Sanità campana nell’occhio del ciclone: alla metà degli ospedali mancano le autorizzazioni. Ecco quali sono

L’ospedale San Rocco di Sessa Aurunca potrebbe essere solo la punta dell’iceberg. Il caso dell’assenteismo e il sequestro della struttura hanno portato ad ulteriori verifiche e da ciò ne è uscito fuori uno scenario molto preoccupante: la metà dei nosocomi campani mancano delle autorizzazioni e potrebbero andare in contro alla stessa sorte del San Rocco.
La Sanità campana è da anni sotto i riflettori per svariati casi di cronaca che vanno dalla disastrata situazione economica al commissariamento. Ultimamente è scoppiato un ulteriore caso eclatante che riguarda le nomine dei dirigenti senza requisiti per ricoprire gli incarichi. E per finire, oggi, l’ulteriore pesantissima tegola della mancanza di autorizzazioni, che nello specifico sono una serie di parametri igienico-strutturali che devono rispondere ai requisiti prestabiliti e passare il vaglio della commissione regionale. Solo dopo che quest’organismo si è espresso favorevolmente, i sindaci dei comuni di competenza rilasciano il permesso alle strutture.

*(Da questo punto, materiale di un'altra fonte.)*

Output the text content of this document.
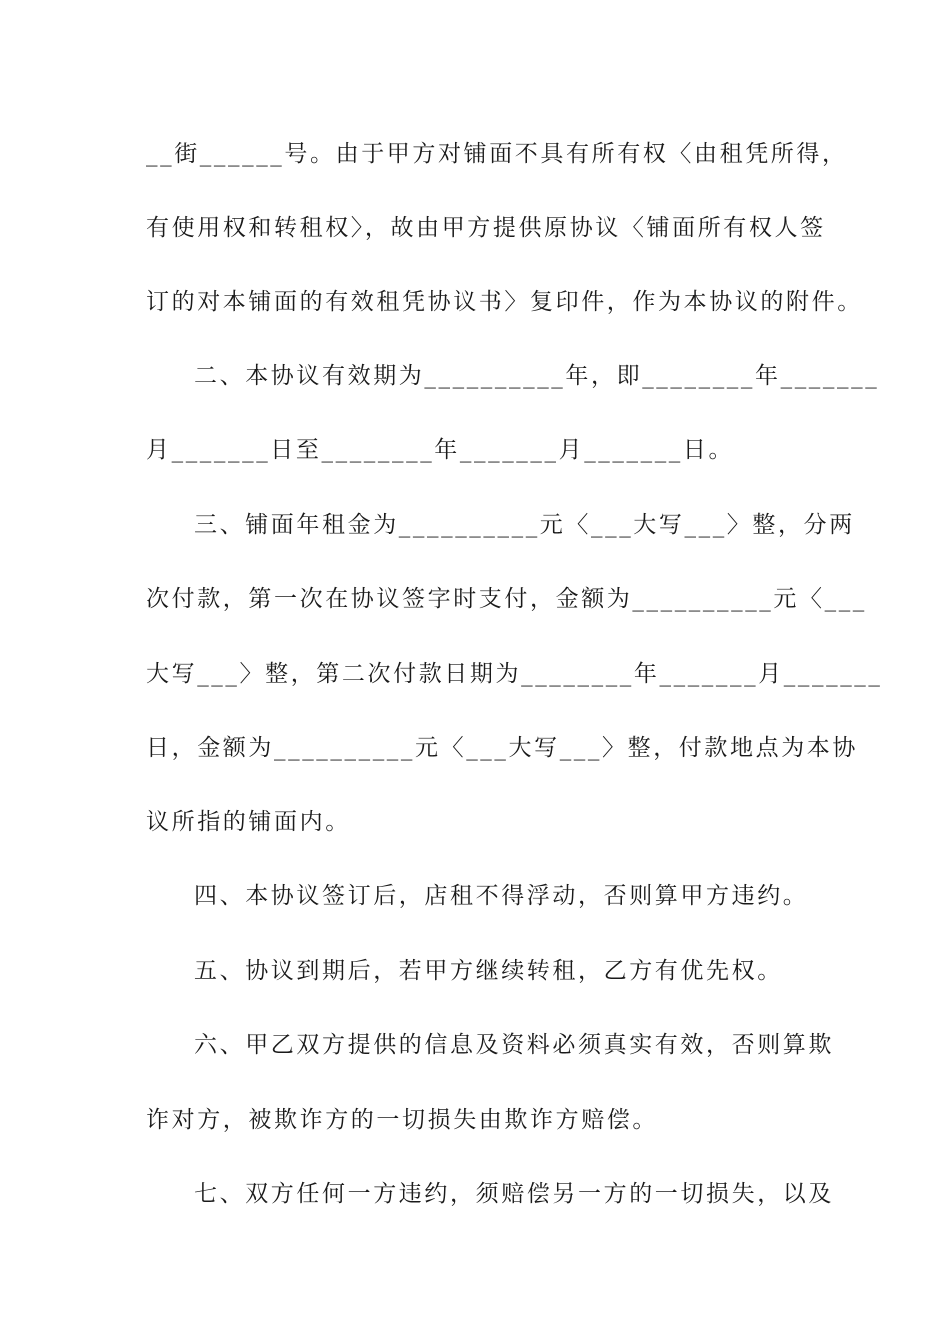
__街______号。由于甲方对铺面不具有所有权〈由租凭所得，
有使用权和转租权〉，故由甲方提供原协议〈铺面所有权人签
订的对本铺面的有效租凭协议书〉复印件，作为本协议的附件。
二、本协议有效期为__________年，即________年_______
月_______日至________年_______月_______日。
三、铺面年租金为__________元〈___大写___〉整，分两
次付款，第一次在协议签字时支付，金额为__________元〈___
大写___〉整，第二次付款日期为________年_______月_______
日，金额为__________元〈___大写___〉整，付款地点为本协
议所指的铺面内。
四、本协议签订后，店租不得浮动，否则算甲方违约。
五、协议到期后，若甲方继续转租，乙方有优先权。
六、甲乙双方提供的信息及资料必须真实有效，否则算欺
诈对方，被欺诈方的一切损失由欺诈方赔偿。
七、双方任何一方违约，须赔偿另一方的一切损失，以及
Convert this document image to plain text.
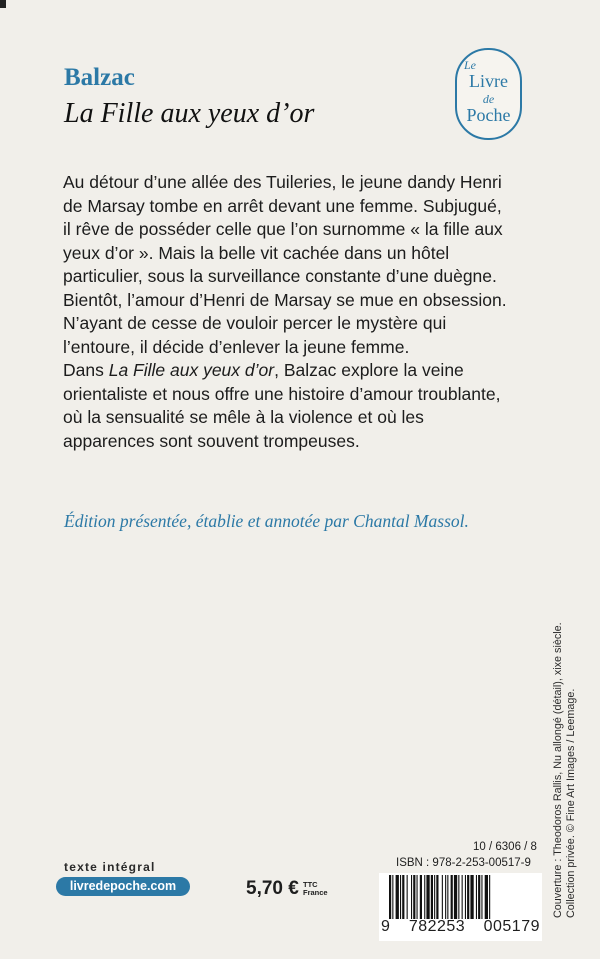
Balzac
La Fille aux yeux d’or
Le
Livre
de
Poche

Au détour d’une allée des Tuileries, le jeune dandy Henri de Marsay tombe en arrêt devant une femme. Subjugué, il rêve de posséder celle que l’on surnomme « la fille aux yeux d’or ». Mais la belle vit cachée dans un hôtel particulier, sous la surveillance constante d’une duègne. Bientôt, l’amour d’Henri de Marsay se mue en obsession. N’ayant de cesse de vouloir percer le mystère qui l’entoure, il décide d’enlever la jeune femme.

Dans La Fille aux yeux d’or, Balzac explore la veine orientaliste et nous offre une histoire d’amour troublante, où la sensualité se mêle à la violence et où les apparences sont souvent trompeuses.

Édition présentée, établie et annotée par Chantal Massol.
Couverture : Theodoros Rallis, Nu allongé (détail), xixe siècle. Collection privée. © Fine Art Images / Leemage.
texte intégral
livredepoche.com	5,70 € TTC
France
10 / 6306 / 8
ISBN : 978-2-253-00517-9
9 782253 005179
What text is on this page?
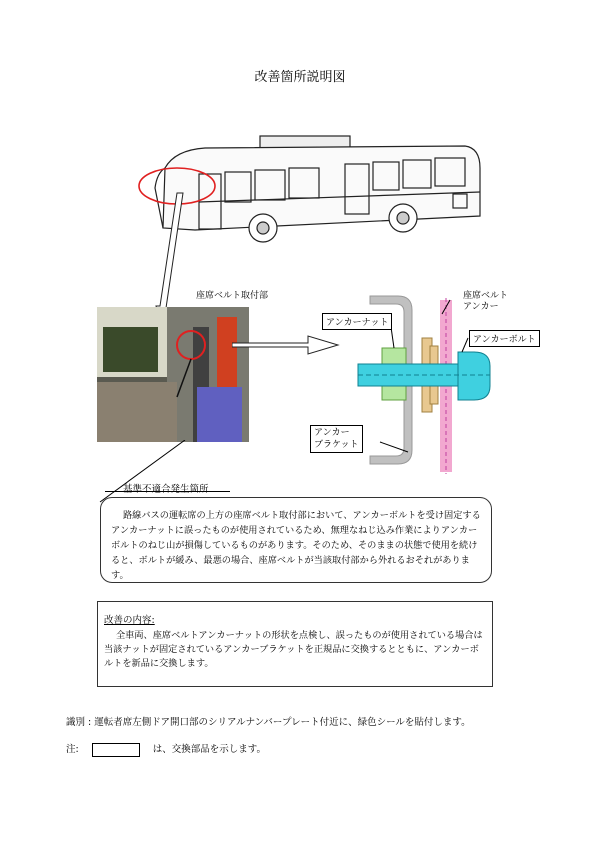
改善箇所説明図
座席ベルト取付部	座席ベルト
アンカー
アンカーナット
アンカーボルト
アンカー
ブラケット
基準不適合発生箇所

路線バスの運転席の上方の座席ベルト取付部において、アンカーボルトを受け固定するアンカーナットに誤ったものが使用されているため、無理なねじ込み作業によりアンカーボルトのねじ山が損傷しているものがあります。そのため、そのままの状態で使用を続けると、ボルトが緩み、最悪の場合、座席ベルトが当該取付部から外れるおそれがあります。

改善の内容:

全車両、座席ベルトアンカーナットの形状を点検し、誤ったものが使用されている場合は当該ナットが固定されているアンカーブラケットを正規品に交換するとともに、アンカーボルトを新品に交換します。

識別 : 運転者席左側ドア開口部のシリアルナンバープレート付近に、緑色シールを貼付します。
注:	は、交換部品を示します。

Tra gli ospedali risultanti mancati delle autorizzazioni ci sono: il San Leonardo di Castellammare di Stabia, il Santa Maria la Pietà di Nola, il Maresca di Torre del Greco, il Sant’Anna e Madonna della Neve di Boscotrecase. All’Apicella di Pollena Trocchia, oltre alla licenza, manca addirittura l’agibilità. I sopralluoghi nei nosocomi di Vico Equense e di Sorrento non fanno presagire scenari diversi, con l’ultimo dei due presidi definito “in una situazione desolante” dagli ispettori che lo hanno visitato. È emerso uno scenario meno preoccupante, invece, al San Giuliano di Giugliano in Campania, mentre sono ancora in corso le verifiche al San Giovanni di Dio di Frattamaggiore, dove ultimamente è stato anche inaugurato il nuovissimo reparto di rianimazione. Essendo strutture nuove ‘se la cavano’ il Santa Maria delle Grazie di Pozzuoli e l’Ospedale del Mare, nel quartiere partenopeo di Ponticelli. A Napoli, le verifiche sono in corso sia al San Paolo di Fuorigrotta che al San Giovanni Bosco, al centro questo di molte polemiche sollevate negli ultimi tempi per i casi delle formiche, della buvette sequestrata dai Nas qualche tempo fa e del bar abusivo. Non è ancora chiaro quale sia la situazione delle autorizzazioni del Loreto Mare: nella struttura di via Nuova Marina sono in corso lavori di ristrutturazione e la documentazione richiesta non è ancora completa perché è in atto l’accorpamento di alcune unità operative. Da un primo screening sul fronte casertano è emerso che la situazione più compromessa è quella del Melorio di Santa Maria Capua Vetere, tuttavia i controlli delegati ai Nas sono ancora in corso. Non è possibile prevedere se scatteranno altri sequestri, ma è chiaro che tutti gli ospedali non a norma da un punto di vista strutturale dovranno adeguarsi. E, per farlo, ci sarà bisogno di un notevole sforzo economico da parte delle aziende ospedaliere di competenza. Non è chiaro, poi, su chi ricadranno le responsabilità in caso di danni o ferimenti successivi al sequestro, al San Rocco infatti, è stata concessa la facoltà d’uso e continuano a svolgersi le attività sanitarie.